Separate from the actual budget, the Office of Management and Budget includes a detailed, 200-plus page document with major savings and reforms. In this document, the Trump administration has highlighted nearly $50 billion in discretionary savings in addition to more than $1.7 trillion direct spending cuts through 2028. With the recent budget deal threatening to add more than $1.5 trillion to the debt, and with $1 trillion deficits lurking around the corner, Congress should take these cuts into consideration and address the unsustainable path we are on.
Last year, before the horrendously expensive budget deal, the Congressional Budget Office estimated that debt held by the public would skyrocket. It would jump from $15 trillion or 77 percent of GDP at the end of 2017 to 91 percent of GDP ($26 trillion) by 2027. That would mean public debt would be the highest since 1947 and more than double the average over the past half-century in relation to GDP. This is a rosy outlook. Military spending is set to rise even more next year, so cost savings are essential to putting the U.S. back on a sustainable fiscal path.
The White House’s blueprint for savings includes many things fiscal hawks can latch on to. They propose discretionary cuts by eliminating programs in every department, including the Community Development Block Grant and the Office of Education within NASA, programs that are wasteful and do not provide a great enough impact to defend their funding. The administration also proposed cutting funding towards acquiring federal lands and Overseas Contingency Operations within the State Department, often referred to by both Democrats and Republicans as a slush fund used solely to fund foreign missions outside the budget caps.
There are also proposed cuts to the mandatory side, or in other words, the spending that is on autopilot and is not voted on every year. Big cuts can be found in reforms to the farm bill, like limiting crop insurance premium subsidies, which pay rich farmers if something happens to their crops, and fixing conservation efforts so that multiple departments and agencies are not working duplicatively — just those two proposals would save an estimated $35 billion over 10 years. Some of the proposals that were considered off the table, like to Medicare, were also suggested in the budget. This includes things like reforming payments to hospitals and physicians and reducing coverage of bad debts to levels comparable to the private sector.
Though not everything in Trump’s budget was encouraging for fiscal conservatives. The budget requests additional funds for several departments, including the Department of Veterans Affairs, Defense, Homeland Security, and Health and Human Services. The budget also proposes an 18 percent increase to the Department of Energy’s National Security Administration, totaling $15.1 billion. About $2 billion of the increase will be modernizing nuclear weapons and technology (as if the 6,780 warheads the U.S. has weren’t enough). None of the proposed cuts target the Department of Defense, where potential spending cuts are plentiful and have the ability to save trillions in the long-run. Reforming unemployment benefits within the VA or purchasing F-16s and F/A-18 aircraft instead of F-35s are a few viable solutions that save billions over the decade. Reassessing our foreign policy goals and the number of bases we have stationed overseas would save even more money. It’s disappointing that these costly measures were overlooked.

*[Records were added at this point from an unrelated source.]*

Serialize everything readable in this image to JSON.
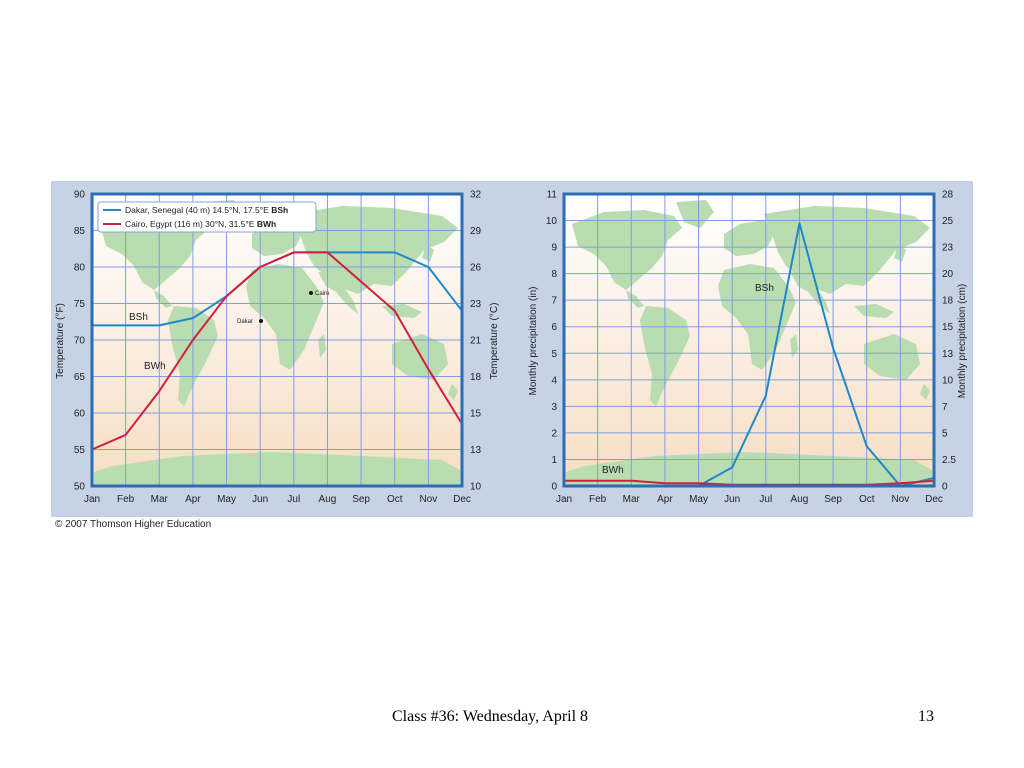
{
  "slide": {
    "footer_title": "Class #36: Wednesday, April 8",
    "page_number": "13",
    "copyright": "© 2007 Thomson Higher Education"
  },
  "colors": {
    "dakar": "#1e88c9",
    "cairo": "#d11f3b",
    "grid": "#7f9ee0",
    "frame": "#2a6db5",
    "land": "#b9dcb1",
    "ocean_top": "#ffffff",
    "ocean_bottom": "#f6ddc4",
    "panel": "#c6d3e6"
  },
  "chart_data": [
    {
      "type": "line",
      "months": [
        "Jan",
        "Feb",
        "Mar",
        "Apr",
        "May",
        "Jun",
        "Jul",
        "Aug",
        "Sep",
        "Oct",
        "Nov",
        "Dec"
      ],
      "ylabel": "Temperature (°F)",
      "y2label": "Temperature (°C)",
      "ylim": [
        50,
        90
      ],
      "yticks": [
        50,
        55,
        60,
        65,
        70,
        75,
        80,
        85,
        90
      ],
      "y2ticks": [
        "10",
        "13",
        "15",
        "18",
        "21",
        "23",
        "26",
        "29",
        "32"
      ],
      "grid": true,
      "legend": {
        "position": "top-left",
        "entries": [
          {
            "text": "Dakar, Senegal (40 m) 14.5°N, 17.5°E ",
            "bold": "BSh"
          },
          {
            "text": "Cairo, Egypt (116 m) 30°N, 31.5°E ",
            "bold": "BWh"
          }
        ]
      },
      "series": [
        {
          "name": "Dakar, Senegal (40 m) 14.5°N, 17.5°E BSh",
          "values": [
            72,
            72,
            72,
            73,
            76,
            80,
            82,
            82,
            82,
            82,
            80,
            74
          ]
        },
        {
          "name": "Cairo, Egypt (116 m) 30°N, 31.5°E BWh",
          "values": [
            55,
            57,
            63,
            70,
            76,
            80,
            82,
            82,
            78,
            74,
            66,
            58.5
          ]
        }
      ],
      "annotations": [
        "BSh",
        "BWh",
        "Dakar",
        "Cairo"
      ]
    },
    {
      "type": "line",
      "months": [
        "Jan",
        "Feb",
        "Mar",
        "Apr",
        "May",
        "Jun",
        "Jul",
        "Aug",
        "Sep",
        "Oct",
        "Nov",
        "Dec"
      ],
      "ylabel": "Monthly precipitation (in)",
      "y2label": "Monthly precipitation (cm)",
      "ylim": [
        0,
        11
      ],
      "yticks": [
        0,
        1,
        2,
        3,
        4,
        5,
        6,
        7,
        8,
        9,
        10,
        11
      ],
      "y2ticks": [
        "0",
        "2.5",
        "5",
        "7",
        "10",
        "13",
        "15",
        "18",
        "20",
        "23",
        "25",
        "28"
      ],
      "grid": true,
      "series": [
        {
          "name": "BSh",
          "values": [
            0,
            0,
            0,
            0,
            0,
            0.7,
            3.4,
            9.9,
            5.2,
            1.5,
            0,
            0.3
          ]
        },
        {
          "name": "BWh",
          "values": [
            0.2,
            0.2,
            0.2,
            0.1,
            0.1,
            0.05,
            0.05,
            0.05,
            0.05,
            0.05,
            0.1,
            0.2
          ]
        }
      ],
      "annotations": [
        "BSh",
        "BWh"
      ]
    }
  ]
}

Before appropriating billions in the omnibus, Congress should look at the White House for some guidance on how they can cut spending. After passing a deficit-soaring budget deal earlier this month, and far from budget-neutral tax reform, Congress must eliminate waste, fraud, and abuse in order to get the country on the right track. To those with a more “radical” view, the major savings and reforms document doesn’t go far enough. While not everything in Trump’s budget is politically palatable, many ideas attract bipartisan support and should be implemented. It’s not clear when investors will determine that the national debt is too risky for their money, but what we do know is that we aren’t moving in the right direction.